WS 12/13: MA Gender Weitere Lehrveranstaltungen

Ankündigung: Neue Lehrveranstaltungen für den MA Gender Studies. Die LV stehen bereits in AGNES, ab dem 23.10. werden sie mit den MA-Gender-Modulen verknüpft sein.

MA M5 Transformationen M5a-1: +MAP

53 391 Kunst, Revolution, Geschlecht: 1789 und die Folgen
3 SWS
SE Do 14-17 wöch. GEO 47, 0.12 S. v. Falkenhausen
Das Seminar wird mit Bildanalysen und Diskussionen neuerer Forschung versuchen, den Zusammenhang zwischen bildlicher Repräsentation des revolutionären Gemeinwesens, kollektivem Gedächtnis und Geschlecht aufzuzeigen, oder anders, die Strukturen der Bildsemantik nachzuvollziehen, mit der die Französische Revolution dem Volk buchstäblich “sinn”- fällig gemacht
werden sollte – eine revolutionäre “Mediengesellschaft”!
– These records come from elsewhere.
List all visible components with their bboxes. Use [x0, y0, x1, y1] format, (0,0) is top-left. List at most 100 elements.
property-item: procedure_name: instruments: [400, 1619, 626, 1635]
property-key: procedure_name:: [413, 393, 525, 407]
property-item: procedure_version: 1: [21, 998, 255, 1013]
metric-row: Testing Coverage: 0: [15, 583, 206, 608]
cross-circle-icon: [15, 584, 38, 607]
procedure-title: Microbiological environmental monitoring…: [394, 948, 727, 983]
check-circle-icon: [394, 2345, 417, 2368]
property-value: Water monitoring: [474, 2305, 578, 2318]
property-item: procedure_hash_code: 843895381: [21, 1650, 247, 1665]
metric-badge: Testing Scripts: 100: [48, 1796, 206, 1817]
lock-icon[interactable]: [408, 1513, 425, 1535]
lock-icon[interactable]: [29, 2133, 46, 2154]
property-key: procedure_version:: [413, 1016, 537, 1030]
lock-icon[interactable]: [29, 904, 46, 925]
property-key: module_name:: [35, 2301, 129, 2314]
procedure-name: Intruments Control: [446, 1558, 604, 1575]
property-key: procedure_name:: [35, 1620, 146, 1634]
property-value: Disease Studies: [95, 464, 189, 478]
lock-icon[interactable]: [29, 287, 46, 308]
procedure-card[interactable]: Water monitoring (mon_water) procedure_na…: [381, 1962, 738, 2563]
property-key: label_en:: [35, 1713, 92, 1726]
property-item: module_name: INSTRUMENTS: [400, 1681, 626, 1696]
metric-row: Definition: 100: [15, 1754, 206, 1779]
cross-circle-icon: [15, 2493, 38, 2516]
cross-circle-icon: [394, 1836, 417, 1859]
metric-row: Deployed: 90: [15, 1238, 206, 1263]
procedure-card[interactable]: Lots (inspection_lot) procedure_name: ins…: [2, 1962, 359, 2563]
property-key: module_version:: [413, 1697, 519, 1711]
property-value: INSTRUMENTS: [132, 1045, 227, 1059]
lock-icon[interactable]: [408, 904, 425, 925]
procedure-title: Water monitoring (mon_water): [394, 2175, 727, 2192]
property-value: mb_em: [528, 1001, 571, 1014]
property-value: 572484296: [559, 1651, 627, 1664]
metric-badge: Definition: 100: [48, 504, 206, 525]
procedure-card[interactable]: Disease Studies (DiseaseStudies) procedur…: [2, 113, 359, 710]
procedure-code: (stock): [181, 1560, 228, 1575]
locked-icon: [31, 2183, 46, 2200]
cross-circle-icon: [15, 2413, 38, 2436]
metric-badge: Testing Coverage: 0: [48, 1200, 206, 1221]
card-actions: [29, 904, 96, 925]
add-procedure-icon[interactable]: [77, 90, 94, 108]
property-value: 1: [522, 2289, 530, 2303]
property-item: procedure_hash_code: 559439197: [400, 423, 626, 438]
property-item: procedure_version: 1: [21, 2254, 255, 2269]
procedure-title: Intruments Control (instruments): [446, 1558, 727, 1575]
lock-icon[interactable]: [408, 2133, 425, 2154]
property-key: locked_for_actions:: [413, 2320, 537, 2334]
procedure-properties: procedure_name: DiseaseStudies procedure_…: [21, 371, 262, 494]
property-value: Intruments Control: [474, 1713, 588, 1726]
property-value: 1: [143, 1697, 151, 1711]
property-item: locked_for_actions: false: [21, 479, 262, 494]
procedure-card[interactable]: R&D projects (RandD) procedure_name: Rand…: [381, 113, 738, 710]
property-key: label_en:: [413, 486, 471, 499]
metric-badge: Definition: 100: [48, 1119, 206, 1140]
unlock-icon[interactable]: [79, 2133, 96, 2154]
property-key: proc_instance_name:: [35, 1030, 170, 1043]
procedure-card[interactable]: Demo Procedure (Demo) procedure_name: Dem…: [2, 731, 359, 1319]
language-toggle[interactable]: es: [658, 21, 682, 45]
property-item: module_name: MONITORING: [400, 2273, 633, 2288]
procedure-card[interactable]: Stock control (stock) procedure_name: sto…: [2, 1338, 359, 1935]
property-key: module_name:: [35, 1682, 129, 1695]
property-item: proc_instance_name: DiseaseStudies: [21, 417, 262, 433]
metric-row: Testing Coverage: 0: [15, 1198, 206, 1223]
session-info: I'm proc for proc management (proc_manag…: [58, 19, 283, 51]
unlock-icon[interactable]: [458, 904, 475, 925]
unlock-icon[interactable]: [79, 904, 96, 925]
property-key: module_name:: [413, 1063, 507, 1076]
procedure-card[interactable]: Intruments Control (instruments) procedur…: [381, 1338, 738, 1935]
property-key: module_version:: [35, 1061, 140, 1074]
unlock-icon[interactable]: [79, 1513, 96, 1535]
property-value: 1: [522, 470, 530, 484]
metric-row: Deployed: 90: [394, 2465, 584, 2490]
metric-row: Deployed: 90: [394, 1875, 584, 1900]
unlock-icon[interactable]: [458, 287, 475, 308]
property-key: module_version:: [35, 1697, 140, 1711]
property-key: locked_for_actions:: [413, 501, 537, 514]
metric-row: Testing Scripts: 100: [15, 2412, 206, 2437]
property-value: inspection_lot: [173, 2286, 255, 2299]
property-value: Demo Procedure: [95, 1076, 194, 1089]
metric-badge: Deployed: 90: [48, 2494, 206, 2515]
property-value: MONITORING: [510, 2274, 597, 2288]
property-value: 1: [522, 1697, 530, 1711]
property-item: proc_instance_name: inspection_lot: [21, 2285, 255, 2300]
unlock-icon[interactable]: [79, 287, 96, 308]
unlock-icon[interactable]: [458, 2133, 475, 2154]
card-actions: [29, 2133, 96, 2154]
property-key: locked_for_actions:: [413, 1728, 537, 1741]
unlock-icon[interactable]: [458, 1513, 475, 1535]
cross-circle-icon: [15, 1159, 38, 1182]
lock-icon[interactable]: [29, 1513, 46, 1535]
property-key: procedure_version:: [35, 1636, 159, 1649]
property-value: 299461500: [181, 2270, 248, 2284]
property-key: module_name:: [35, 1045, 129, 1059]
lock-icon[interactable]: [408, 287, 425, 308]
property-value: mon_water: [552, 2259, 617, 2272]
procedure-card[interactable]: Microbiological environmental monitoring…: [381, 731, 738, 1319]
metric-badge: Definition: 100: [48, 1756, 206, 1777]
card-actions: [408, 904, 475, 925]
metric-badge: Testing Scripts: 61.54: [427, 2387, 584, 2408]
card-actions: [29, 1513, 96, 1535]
Gruppenarbeit ist möglich, kreativer Umgang mit Bibliotheken notwendig.

 

Die nachfolgenden Veranstaltungen werden von Prof. Dr. Buhlmann in der Psychologie angeboten:

MA M3-2 + MAP

32807 Gender und Körperbildstörungen

Ziel der Lehrveranstaltung ist es, einen Überblick über die bestehenden Körperbildstörungen nach DSM-IV und ICD-10 (Anorexia Nervosa, Bulimia Nervosa, Binge Eating Störung, Körperdysmorphe Störung) zu liefern und geschlechtsspezifische Unterschiede bzgl. der Prävalenz und spezifischen Symptomatik herauszuarbeiten. Die Studierenden sollen weiterhin sensibilisiert werden für geschlechtsspezifische soziokulturelle und biologische Faktoren, die bei der Entstehung und Aufrechterhaltung von Körperbildstörungen eine Rolle spielen. So gibt es z.B. auch Körperbildstörungen wie den sog. “Adonis-Komplex”, der ausschliesslich bei Männern vorzufinden ist. Ebenso soll im Rahmen des Seminars herausgearbeitet werden, inwiefern geschlechtsspezifische Unterschiede eine Rolle bei der Behandlung von Körperbildstörungen spielen und wie man mit diesen Unterschieden erfolgreich im Rahmen therapeutischer Settings umgehen kann.

MA M8 Freie Wahl: 3 SP

32810 Posttraumatische Belastungsstörung

Ziel dieser Lehrveranstaltung ist es, neben der ausführlichen Beschreibung der Symptomatik, Klassifikation und Erklärungsmodellen geschlechtsspezifische Unterschiede zu erarbeiten, da die Wahrscheinlichkeit, eine traumatische Erfahrung zu machen, für Frauen signifikant höher als für Männer ist. So gibt es geschlechtsspezifische Unterschiede bzgl. der Epidemiologie, Art des Traumas, Neurobiologie und therapeutischer Besonderheiten bei der Posttraumatischen Belastungsstörung. Im Rahmen des Seminars ist weiterhin eine Exkursion zum Berliner Zentrum für Folteropfer geplant, bei der die Studierenden einen konkreten Einblick in die Tätigkeit mit und Behandlung von Opfern politischer Gewalt erhalten sollen.

MA M8 Freie Wahl: 3 SP

32852 Forschungskolloquium zur Genderforschung
Im Rahmen des Kolloquiums werden aktuelle Forschungsergebnisse und ggf. Forschungs­arbeiten aus dem Institut für Psychologie zur Genderforschung vorgetragen und diskutiert. Ziel ist neben dem Aufbau fundierten Wissens zu Genderfragen auch, die Studierenden für Genderfragen der Psychologie zu sensibilisieren und angewandte Forschungsmethoden kritisch zu evaluieren. Es sollen u.a. auch externe Referenten für das Kolloquium gewonnen werden.

MA M3-2 + MAP
32809 Gender und Depressionen
Ziel der Lehrveranstaltung ist es, einen Überblick über depressive Störungen nach DSM-IV und ICD-10 zu liefern und geschlechtsspezifische Unterschiede bzgl. der Prävalenz und spezifischen Symptomatik herauszuarbeiten (z.B. Aspekte der postnatalen Depression). Ebenso soll das  Seminar einen Überblick über aktuelle Behandlungsansätze depressiver Störungen liefern.